If Ms. House’s quest in this book is a personal one, there are only the most fleeting glimpses of it. Rather, this is a masterful reporter’s account of a country that has emerged as part of our current crisis and is going through its own travail. She begins a chapter on outlaws by asking the readers to “[i]magine Saudi Arabia as a stagnant pond.”

“Nothing is transparent in the murky waters. The surface is littered with the detritus of a dysfunctional society — unemployed men, frustrated women, angry youth, forgotten poor, inadequate education, and an immobile economy. All are obstacles for the Saudi leadership. But another sort of social debris floats beneath the surface, more immediately menacing than the rest. These are the Saudi terrorists, once admired and supported by the Al Saud and their countrymen as Islamic jihadists when they murdered infidels, but now, when they threaten the regime, branded as outlaws.”

She tells a story — it may be widely known, but I’d never read it — about the head of the monarchy’s anti-terror strategy, Prince Muhammad bin Nayef, who often meets with extremists he hopes to convert and agreed to meet with a “reformed” terrorist. The guest, Ms. House relates, “cleverly came to the prince’s home on a weekend, thereby avoiding the intensive security at the kingdom’s fortress-like Ministry of Interior.”

The guest was patted down by the prince’s bodyguards, but they missed the plastic in his rectum. He took a seat beside the prince and was offered tea. The terrorist dialed his friends in Yemen on a cell phone and, Ms. House relates, handed the phone to the prince, in an effort to arrange for the friends’ surrender. “No sooner had the prince greeted the men on the other end of this deadly conversation than his guest exploded.” Body parts fell around the prince, who, unscathed, was still holding the cell phone and could hear the terrorists in Yemen “cheering ‘Allahu Akbar’ at his presumed death.”

Ms. House doubts that any single problem is likely “to be fatal to the regime.” Rather, she writes, “it is likely to be the confluence of so many challenges coupled with the rigidity of the regime, the sullenness of the society, the escalating demands of youth, and most important, the instability inherent in the generational succession.” She likens the kingdom to a Boeing 747 crowded with royals in first class and the rest — and some terrorists — in economy, as the plane, buffeted by a storm, loses altitude while running out of fuel.
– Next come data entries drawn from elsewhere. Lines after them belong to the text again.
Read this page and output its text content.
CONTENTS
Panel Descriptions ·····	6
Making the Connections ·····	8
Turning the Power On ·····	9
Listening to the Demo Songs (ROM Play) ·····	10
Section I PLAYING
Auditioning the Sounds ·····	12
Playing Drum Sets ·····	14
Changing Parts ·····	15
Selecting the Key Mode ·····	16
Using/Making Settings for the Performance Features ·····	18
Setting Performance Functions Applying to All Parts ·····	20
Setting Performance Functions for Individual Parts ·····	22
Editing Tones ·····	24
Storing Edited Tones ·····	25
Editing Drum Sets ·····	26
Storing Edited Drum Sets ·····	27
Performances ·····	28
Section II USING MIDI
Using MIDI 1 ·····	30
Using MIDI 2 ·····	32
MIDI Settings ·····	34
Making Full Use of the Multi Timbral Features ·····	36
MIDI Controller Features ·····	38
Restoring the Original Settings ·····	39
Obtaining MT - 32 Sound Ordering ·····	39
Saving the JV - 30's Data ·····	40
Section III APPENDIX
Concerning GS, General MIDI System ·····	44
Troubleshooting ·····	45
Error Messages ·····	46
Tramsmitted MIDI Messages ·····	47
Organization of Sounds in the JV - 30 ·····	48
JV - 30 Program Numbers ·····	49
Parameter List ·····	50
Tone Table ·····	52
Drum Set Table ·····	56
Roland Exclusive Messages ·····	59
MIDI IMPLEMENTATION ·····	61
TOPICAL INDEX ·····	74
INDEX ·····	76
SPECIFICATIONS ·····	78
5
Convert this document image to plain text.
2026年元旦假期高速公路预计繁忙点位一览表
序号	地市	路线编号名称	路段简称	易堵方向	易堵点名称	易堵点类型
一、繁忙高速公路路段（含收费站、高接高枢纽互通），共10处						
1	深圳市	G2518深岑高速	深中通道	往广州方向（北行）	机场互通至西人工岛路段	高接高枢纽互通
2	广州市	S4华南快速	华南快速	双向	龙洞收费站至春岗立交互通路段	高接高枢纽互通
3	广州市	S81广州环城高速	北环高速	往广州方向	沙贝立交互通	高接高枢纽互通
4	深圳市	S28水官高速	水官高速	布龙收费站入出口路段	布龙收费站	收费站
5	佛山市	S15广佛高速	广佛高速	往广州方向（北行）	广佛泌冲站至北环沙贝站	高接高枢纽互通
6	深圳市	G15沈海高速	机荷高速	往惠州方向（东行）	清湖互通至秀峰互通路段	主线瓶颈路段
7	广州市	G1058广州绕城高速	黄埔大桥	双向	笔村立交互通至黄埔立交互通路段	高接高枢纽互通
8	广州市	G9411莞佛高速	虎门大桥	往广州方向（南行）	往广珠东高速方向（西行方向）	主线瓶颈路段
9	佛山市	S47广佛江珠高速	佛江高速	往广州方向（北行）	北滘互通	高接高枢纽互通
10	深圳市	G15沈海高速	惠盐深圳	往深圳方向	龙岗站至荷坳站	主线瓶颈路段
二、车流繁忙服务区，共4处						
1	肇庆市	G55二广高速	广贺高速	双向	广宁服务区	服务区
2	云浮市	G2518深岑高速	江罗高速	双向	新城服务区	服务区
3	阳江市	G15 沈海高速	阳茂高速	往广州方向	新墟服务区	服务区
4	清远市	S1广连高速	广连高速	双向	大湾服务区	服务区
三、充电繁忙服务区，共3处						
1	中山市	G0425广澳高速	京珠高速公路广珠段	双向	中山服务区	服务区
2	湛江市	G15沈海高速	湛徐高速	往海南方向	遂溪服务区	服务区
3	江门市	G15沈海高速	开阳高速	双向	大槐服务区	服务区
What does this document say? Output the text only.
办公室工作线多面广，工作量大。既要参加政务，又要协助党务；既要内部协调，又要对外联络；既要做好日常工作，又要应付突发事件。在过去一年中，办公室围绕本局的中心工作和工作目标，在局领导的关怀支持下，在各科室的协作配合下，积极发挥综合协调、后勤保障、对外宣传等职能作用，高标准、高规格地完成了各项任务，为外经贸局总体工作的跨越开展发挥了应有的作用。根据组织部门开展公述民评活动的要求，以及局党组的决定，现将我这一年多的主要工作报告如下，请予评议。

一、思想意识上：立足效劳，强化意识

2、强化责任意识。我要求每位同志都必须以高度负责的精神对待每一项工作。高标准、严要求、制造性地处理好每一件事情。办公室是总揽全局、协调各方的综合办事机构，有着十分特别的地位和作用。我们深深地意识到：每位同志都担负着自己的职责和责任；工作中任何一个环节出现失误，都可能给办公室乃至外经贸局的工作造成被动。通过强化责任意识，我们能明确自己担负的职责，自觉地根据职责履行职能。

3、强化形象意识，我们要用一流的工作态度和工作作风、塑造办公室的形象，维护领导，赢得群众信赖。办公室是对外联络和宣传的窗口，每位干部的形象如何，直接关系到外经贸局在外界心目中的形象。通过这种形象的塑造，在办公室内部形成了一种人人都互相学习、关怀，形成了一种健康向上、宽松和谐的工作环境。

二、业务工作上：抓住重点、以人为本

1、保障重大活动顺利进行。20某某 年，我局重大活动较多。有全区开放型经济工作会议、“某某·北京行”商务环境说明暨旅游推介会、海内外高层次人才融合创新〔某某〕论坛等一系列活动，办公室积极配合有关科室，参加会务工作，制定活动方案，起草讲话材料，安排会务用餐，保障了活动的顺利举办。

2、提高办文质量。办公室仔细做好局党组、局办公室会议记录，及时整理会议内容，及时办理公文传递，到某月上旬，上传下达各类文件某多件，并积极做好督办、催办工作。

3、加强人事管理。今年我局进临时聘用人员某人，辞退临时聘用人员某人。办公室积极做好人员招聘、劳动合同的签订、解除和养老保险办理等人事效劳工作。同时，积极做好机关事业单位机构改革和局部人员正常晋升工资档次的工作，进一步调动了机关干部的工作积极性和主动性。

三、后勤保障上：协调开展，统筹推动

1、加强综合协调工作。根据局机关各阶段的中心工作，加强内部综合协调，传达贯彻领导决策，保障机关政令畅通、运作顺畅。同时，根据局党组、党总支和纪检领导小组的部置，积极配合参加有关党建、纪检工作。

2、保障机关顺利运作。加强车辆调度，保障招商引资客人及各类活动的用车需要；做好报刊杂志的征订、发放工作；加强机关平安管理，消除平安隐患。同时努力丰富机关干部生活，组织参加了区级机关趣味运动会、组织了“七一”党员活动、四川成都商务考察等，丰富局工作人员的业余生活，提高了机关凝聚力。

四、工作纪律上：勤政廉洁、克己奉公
It’s not that she’s found a Potemkin kingdom, but her book is a reminder that the Saudis, for all their money and our problems, are in far worse shape than America. Or, for that matter, Israel. The later doesn’t come up for discussion in this report, and Israel’s society, like America’s, has its own problems. But the book is, en passant, a reminder that whatever else the Saudi kingdom is, it’s not a potential long-term partner in peacemaking in the Middle East, an insight Ms. House no doubt glimpsed long ago when she so shrewdly haled the King of Jordan.